Most of Saddam’s statements were standard Iraqi rhetoric — he blamed “Zionist schemes” for Iraq’s troubles and said invading Iraq would not be “a picnic” for American and British forces.
But his references to anti-war demonstrations in the West were the first signal he believed protests could undermine President Bush and British Prime Minister Tony Blair, the chief advocates of attacking Iraq.
And I don’t think it’s any answer to say, as Micah Holmquist does, that: “This is exactly why nuclear weapons are going to be a sought after commodity by countries around the world for the forseeable future. They provide protection, something many countries are trying to obtain in light of the White House’s imperial ambitions.”
That’s the kind of thing I’m talking about. And here’s what Zach Barbera wrote when the Saddam interview came out: “Don’t let the anti-war folks, as well as the French and Russians, tell you they are not on Saddam’s side. He knows they are.”

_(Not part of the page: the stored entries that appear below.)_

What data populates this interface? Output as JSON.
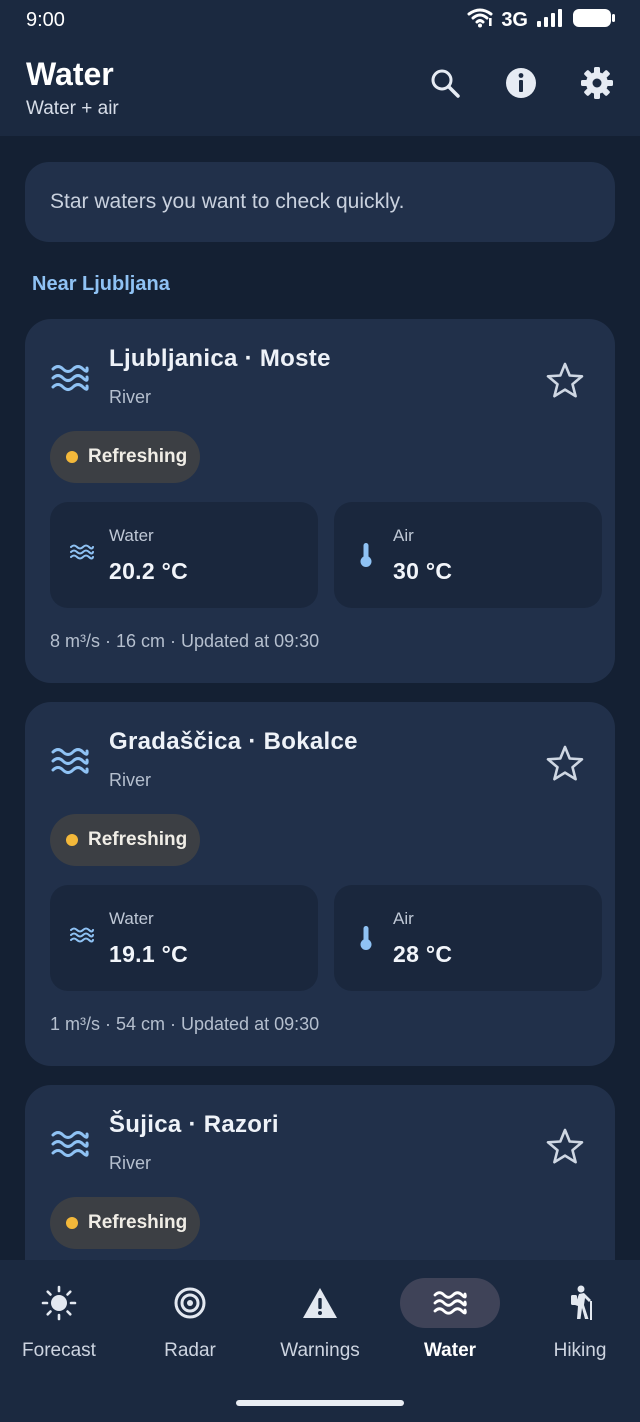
{
  "status_bar": {
    "time": "9:00",
    "network": "3G"
  },
  "app_bar": {
    "title": "Water",
    "subtitle": "Water + air"
  },
  "hint": "Star waters you want to check quickly.",
  "section_title": "Near Ljubljana",
  "cards": [
    {
      "title": "Ljubljanica · Moste",
      "type": "River",
      "status": "Refreshing",
      "water_label": "Water",
      "water_value": "20.2 °C",
      "air_label": "Air",
      "air_value": "30 °C",
      "footer": "8 m³/s · 16 cm · Updated at 09:30",
      "starred": false
    },
    {
      "title": "Gradaščica · Bokalce",
      "type": "River",
      "status": "Refreshing",
      "water_label": "Water",
      "water_value": "19.1 °C",
      "air_label": "Air",
      "air_value": "28 °C",
      "footer": "1 m³/s · 54 cm · Updated at 09:30",
      "starred": false
    },
    {
      "title": "Šujica · Razori",
      "type": "River",
      "status": "Refreshing",
      "starred": false
    }
  ],
  "nav": [
    {
      "label": "Forecast",
      "icon": "sun-icon",
      "active": false
    },
    {
      "label": "Radar",
      "icon": "radar-icon",
      "active": false
    },
    {
      "label": "Warnings",
      "icon": "warning-icon",
      "active": false
    },
    {
      "label": "Water",
      "icon": "waves-icon",
      "active": true
    },
    {
      "label": "Hiking",
      "icon": "hiking-icon",
      "active": false
    }
  ],
  "colors": {
    "background": "#142033",
    "card": "#21304a",
    "accent": "#8fc2f4",
    "status_dot": "#f3b83a"
  }
}
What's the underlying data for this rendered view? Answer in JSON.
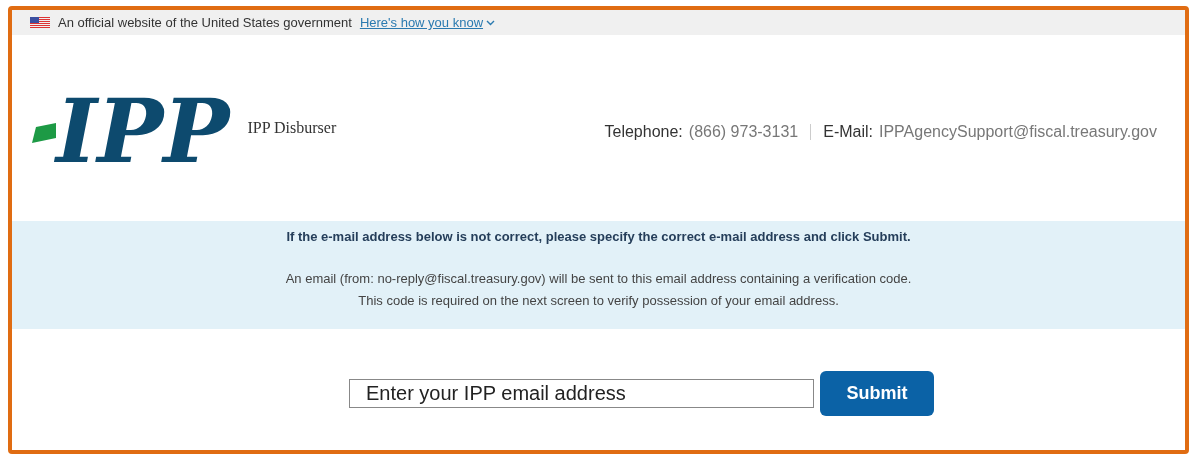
{
  "gov_banner": {
    "text": "An official website of the United States government",
    "link": "Here's how you know"
  },
  "header": {
    "logo_text": "IPP",
    "site_name": "IPP Disburser",
    "telephone_label": "Telephone:",
    "telephone": "(866) 973-3131",
    "email_label": "E-Mail:",
    "email": "IPPAgencySupport@fiscal.treasury.gov"
  },
  "notice": {
    "heading": "If the e-mail address below is not correct, please specify the correct e-mail address and click Submit.",
    "lines": [
      "An email (from: no-reply@fiscal.treasury.gov) will be sent to this email address containing a verification code.",
      "This code is required on the next screen to verify possession of your email address."
    ]
  },
  "form": {
    "email_field": {
      "placeholder": "Enter your IPP email address"
    },
    "submit": "Submit"
  }
}
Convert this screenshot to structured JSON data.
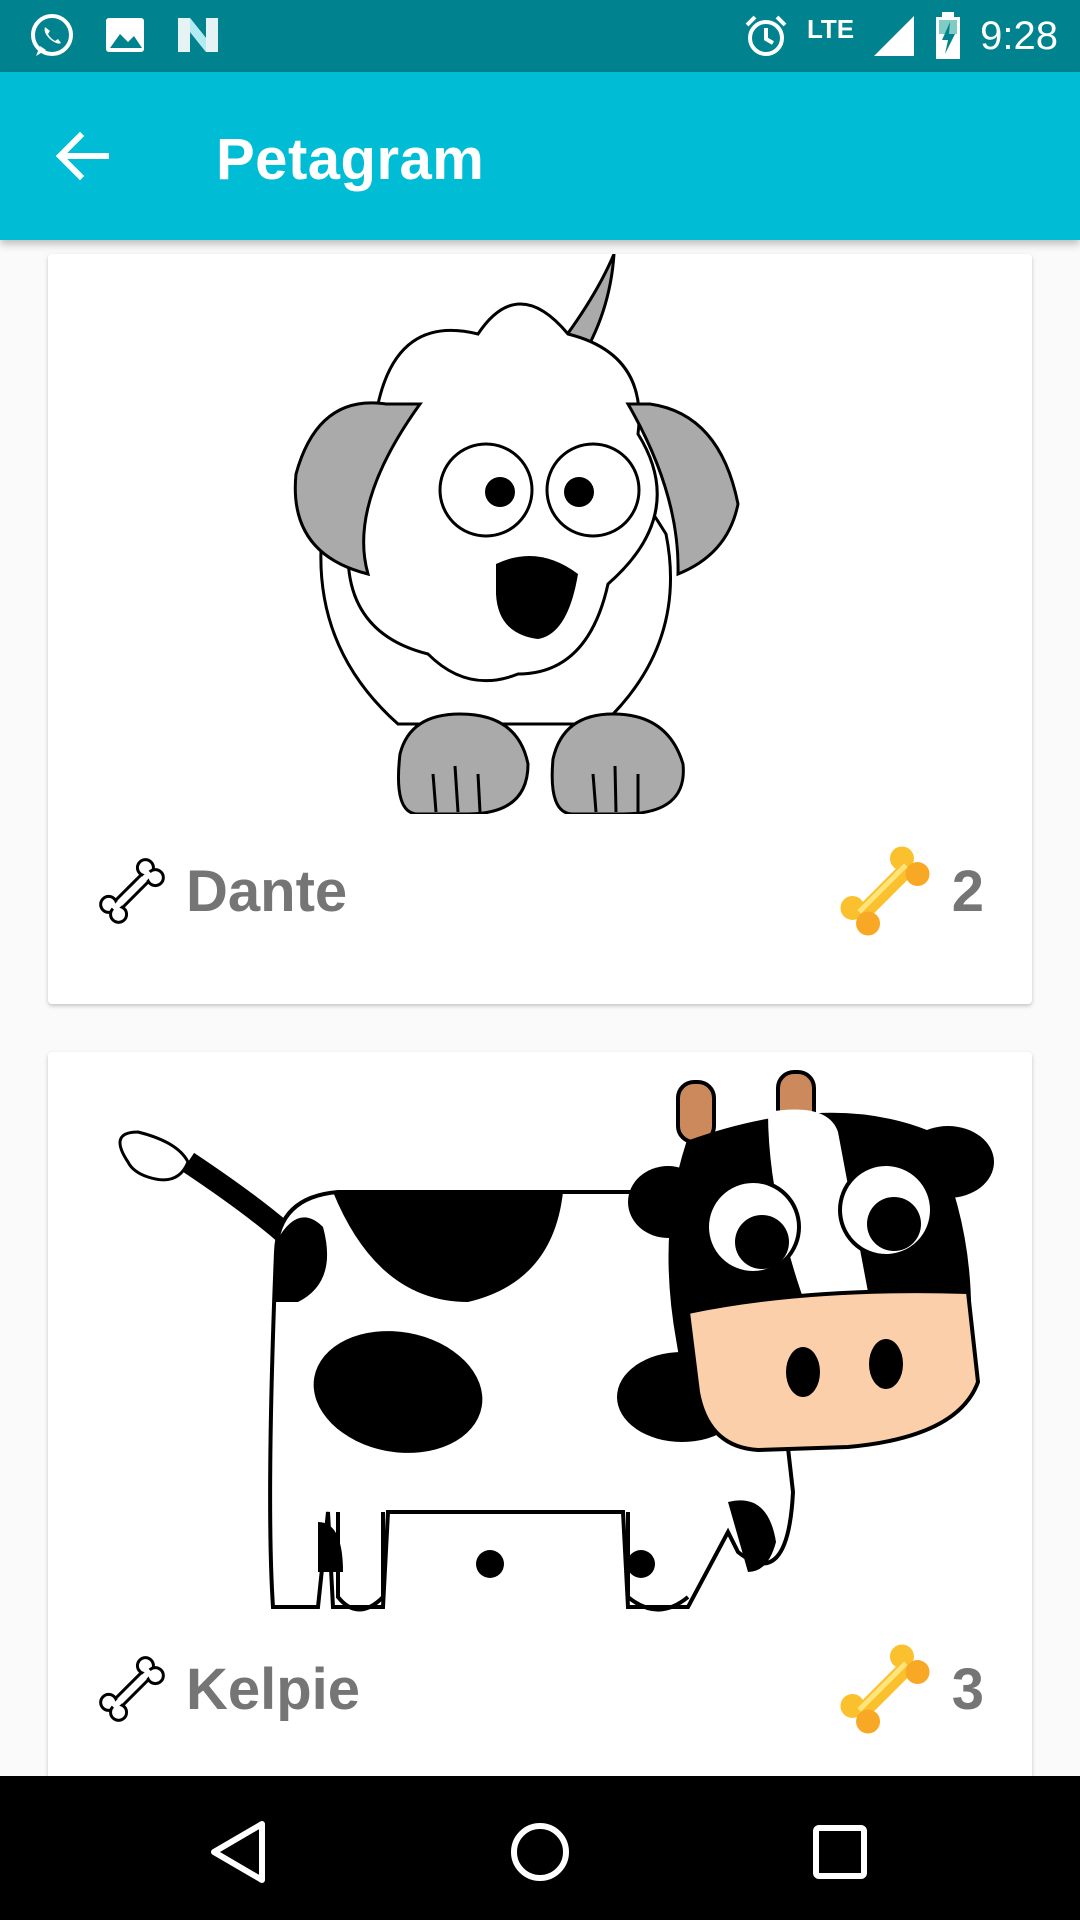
{
  "status_bar": {
    "time": "9:28",
    "network": "LTE",
    "left_icons": [
      "whatsapp-icon",
      "image-icon",
      "n-app-icon"
    ],
    "right_icons": [
      "alarm-icon",
      "signal-icon",
      "battery-charging-icon"
    ]
  },
  "app_bar": {
    "title": "Petagram",
    "back_icon": "arrow-left-icon",
    "background": "#00bcd4"
  },
  "pets": [
    {
      "name": "Dante",
      "rating": "2",
      "picture": "cartoon-dog"
    },
    {
      "name": "Kelpie",
      "rating": "3",
      "picture": "cartoon-cow"
    }
  ],
  "nav_bar": {
    "buttons": [
      "back-triangle-icon",
      "home-circle-icon",
      "recents-square-icon"
    ]
  },
  "colors": {
    "status_bar": "#00838f",
    "accent": "#00bcd4",
    "name_text": "#757575",
    "bone_gold": "#fbc02d"
  }
}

ANOTHER UPDATE: Eugene Volokh suggests that something like “pro-Saddam in effect” is better. Okay, I can live with that — since it’s what I was saying anyway. I don’t think that these people (well, most of ’em) really like Saddam. But I think that he’s counting on their efforts, and that they ought to be troubled by that.
LAST UPDATE: Hesiod seems to think I misrepresented his email above. He offers an edited version of it at this link. I don’t have the original handy, but I really don’t see that my paraphrase above departs significantly from what he quotes. But my perceptions differ from Hesiod’s in a number of ways.